Heyu Yang—“Corporeal De/Relocalization: The Politics of Bodies in Post-socialist Hong Kong Cinema and Literature”
abstract
This project proposes to analyze the theme of de/relocalization emerging in Hong Kong cinema and literature with a focus on the representation and politics of the bodies. The term “de/relocalization” intends to illustrate HK citizens’ attempt to reconstruct local identities under the intertwining between Hong Kong’s decolonial process and the ongoing cultural assimilation from PRC. Building on the theoretical frameworks of corporeality including Judith Butler and Athena Athanasiou’s notion of “dispossession” (2013) and Diana Taylor’s discussion of the body as an archive (2006), I argue that the corporeality of the HK locals as explored by local literary and cinematic works serves as a site of resistance and negotiation regarding the seeming impossibility to preserve local consciousness, because the fluidity of the body is able to transcend linear historical storytelling and capture the sentiments which cannot be told and seen.

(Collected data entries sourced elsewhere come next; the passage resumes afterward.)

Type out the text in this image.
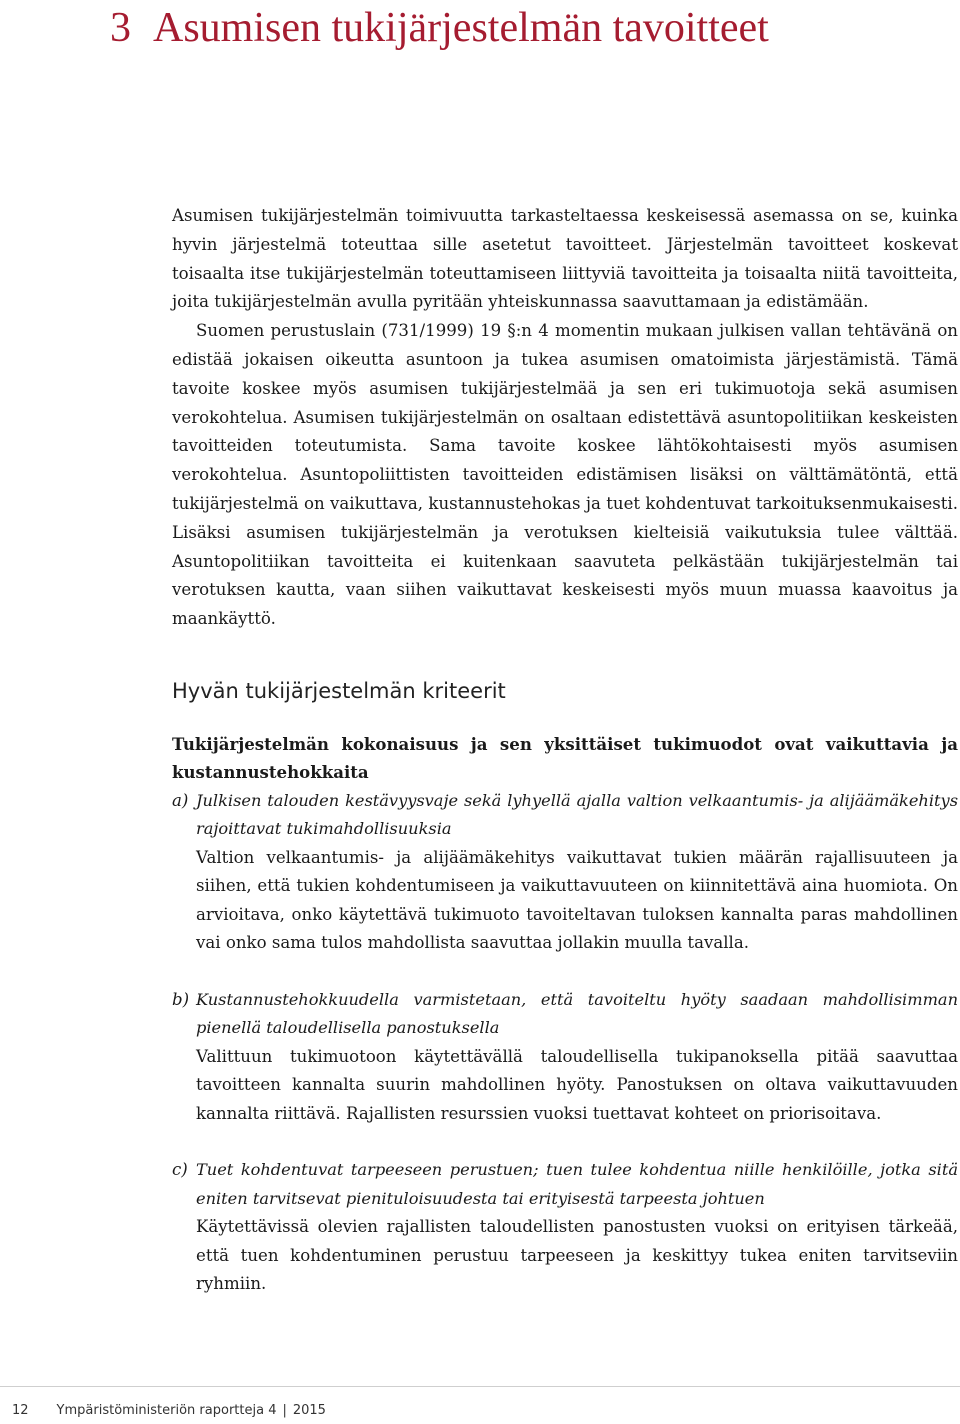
3 Asumisen tukijärjestelmän tavoitteet

Asumisen tukijärjestelmän toimivuutta tarkasteltaessa keskeisessä asemassa on se, kuinka hyvin järjestelmä toteuttaa sille asetetut tavoitteet. Järjestelmän tavoitteet koskevat toisaalta itse tukijärjestelmän toteuttamiseen liittyviä tavoitteita ja toisaalta niitä tavoitteita, joita tukijärjestelmän avulla pyritään yhteiskunnassa saavuttamaan ja edistämään.

Suomen perustuslain (731/1999) 19 §:n 4 momentin mukaan julkisen vallan tehtävänä on edistää jokaisen oikeutta asuntoon ja tukea asumisen omatoimista järjestämistä. Tämä tavoite koskee myös asumisen tukijärjestelmää ja sen eri tukimuotoja sekä asumisen verokohtelua. Asumisen tukijärjestelmän on osaltaan edistettävä asuntopolitiikan keskeisten tavoitteiden toteutumista. Sama tavoite koskee lähtökohtaisesti myös asumisen verokohtelua. Asuntopoliittisten tavoitteiden edistämisen lisäksi on välttämätöntä, että tukijärjestelmä on vaikuttava, kustannustehokas ja tuet kohdentuvat tarkoituksenmukaisesti. Lisäksi asumisen tukijärjestelmän ja verotuksen kielteisiä vaikutuksia tulee välttää. Asuntopolitiikan tavoitteita ei kuitenkaan saavuteta pelkästään tukijärjestelmän tai verotuksen kautta, vaan siihen vaikuttavat keskeisesti myös muun muassa kaavoitus ja maankäyttö.

Hyvän tukijärjestelmän kriteerit

Tukijärjestelmän kokonaisuus ja sen yksittäiset tukimuodot ovat vaikuttavia ja kustannustehokkaita

a) Julkisen talouden kestävyysvaje sekä lyhyellä ajalla valtion velkaantumis- ja alijäämäkehitys rajoittavat tukimahdollisuuksia

Valtion velkaantumis- ja alijäämäkehitys vaikuttavat tukien määrän rajallisuuteen ja siihen, että tukien kohdentumiseen ja vaikuttavuuteen on kiinnitettävä aina huomiota. On arvioitava, onko käytettävä tukimuoto tavoiteltavan tuloksen kannalta paras mahdollinen vai onko sama tulos mahdollista saavuttaa jollakin muulla tavalla.

b) Kustannustehokkuudella varmistetaan, että tavoiteltu hyöty saadaan mahdollisimman pienellä taloudellisella panostuksella

Valittuun tukimuotoon käytettävällä taloudellisella tukipanoksella pitää saavuttaa tavoitteen kannalta suurin mahdollinen hyöty. Panostuksen on oltava vaikuttavuuden kannalta riittävä. Rajallisten resurssien vuoksi tuettavat kohteet on priorisoitava.

c) Tuet kohdentuvat tarpeeseen perustuen; tuen tulee kohdentua niille henkilöille, jotka sitä eniten tarvitsevat pienituloisuudesta tai erityisestä tarpeesta johtuen

Käytettävissä olevien rajallisten taloudellisten panostusten vuoksi on erityisen tärkeää, että tuen kohdentuminen perustuu tarpeeseen ja keskittyy tukea eniten tarvitseviin ryhmiin.

12 Ympäristöministeriön raportteja 4 | 2015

The paper will first scrutinize the works which emphasize on the subaltern and the marginalized such as Jun Li’s Drifting (2021) and Wong Chun’s Mad World (2017), discussing the relationship between the transition of the local film industry due to declining capital and the major themes of recent local films, while contemplating the disappearing myth of Hong Kong cinema in the present day. It will further examine the historical narrative in Wong Bik-wan’s works such as the nonfiction The Death of Lo Kei (2018), analyzing how the revisiting of the revolutionary times resonates with current political conditions. This paper will eventually examine works written in English by authors who identify as Hong Kongers, some of whom live in Hong Kong and others outside of it, such as Louisa Lim’s Indelible City (2022) and Karen Cheung’s Impossible City (2022), analyzing the diasporic sentiments. Different bodily experience portrayed in these works paints a comprehensive picture of the flow of Hong Kongness and leads to a re-definition of Hong Kong’s cultural subjectivity.

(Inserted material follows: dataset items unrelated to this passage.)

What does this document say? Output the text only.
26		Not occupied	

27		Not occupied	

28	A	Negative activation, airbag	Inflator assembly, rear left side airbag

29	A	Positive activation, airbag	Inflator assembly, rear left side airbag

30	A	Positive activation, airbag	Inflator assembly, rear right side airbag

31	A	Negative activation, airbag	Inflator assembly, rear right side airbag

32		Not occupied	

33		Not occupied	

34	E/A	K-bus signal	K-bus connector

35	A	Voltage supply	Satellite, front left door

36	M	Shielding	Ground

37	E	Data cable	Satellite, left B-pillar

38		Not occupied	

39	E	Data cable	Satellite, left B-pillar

Yaming You—“Pharmaceutical Sciences across Borders: Reinventing Traditional Drugs in Modern Asia, 1900s–1930s”
abstract
Chemical identification and extraction of active ingredients gradually came to dominate the study and usage of traditional Chinese medicinal drugs in the twentieth century. This development in China’s pharmaceutical practice resulted from a collective effort by many Western- and Japan-trained pharmacists and chemists who brought back their newly acquired knowledge to China.

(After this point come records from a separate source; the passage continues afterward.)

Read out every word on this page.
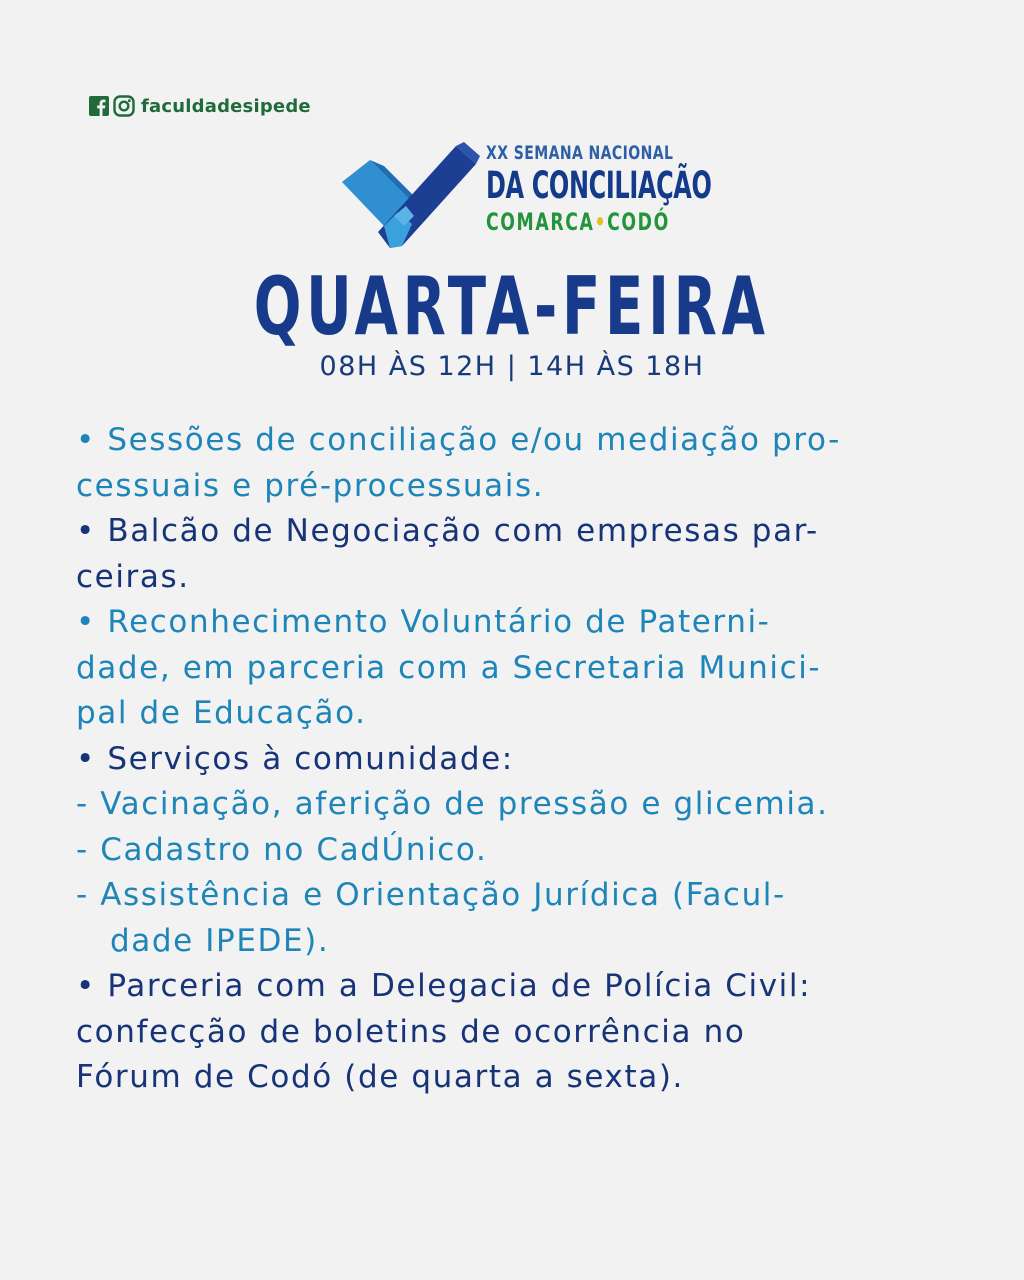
faculdadesipede
XX SEMANA NACIONAL
DA CONCILIAÇÃO
COMARCA•CODÓ
QUARTA-FEIRA
08H ÀS 12H | 14H ÀS 18H
• Sessões de conciliação e/ou mediação pro-
cessuais e pré-processuais.
• Balcão de Negociação com empresas par-
ceiras.
• Reconhecimento Voluntário de Paterni-
dade, em parceria com a Secretaria Munici-
pal de Educação.
• Serviços à comunidade:
- Vacinação, aferição de pressão e glicemia.
- Cadastro no CadÚnico.
- Assistência e Orientação Jurídica (Facul-
dade IPEDE).
• Parceria com a Delegacia de Polícia Civil:
confecção de boletins de ocorrência no
Fórum de Codó (de quarta a sexta).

This paper focuses on Zhao Yuhuang, the leading figure in the development of pharmacognosy and modern bencao (classical Chinese materia medica) in twentieth century China. Zhao matriculated at the Imperial University of Tokyo in Japan in 1909 and studied under the Japanese pharmacognosist Shimoyama Junichiro and pharmaceutical chemist Nagai Nagayoshi. After he returned to China, Zhao introduced the subject of pharmacognosy to China, including one of its basic principles of “active ingredient.” Apropos of the epistemological change, traditional Chinese medicinal plants were rendered lifeless objects for laboratory research, completely detached from the previously holistic approach of traditional medicinal formula (yaofang 药方). The beginning of laboratory experiments on and chemical analyses of traditional Chinese medicinal drugs in early twentieth century China offers a unique case to reconsider how modern science travelled across borders, and its implications for the pharmaceuticalization of global health.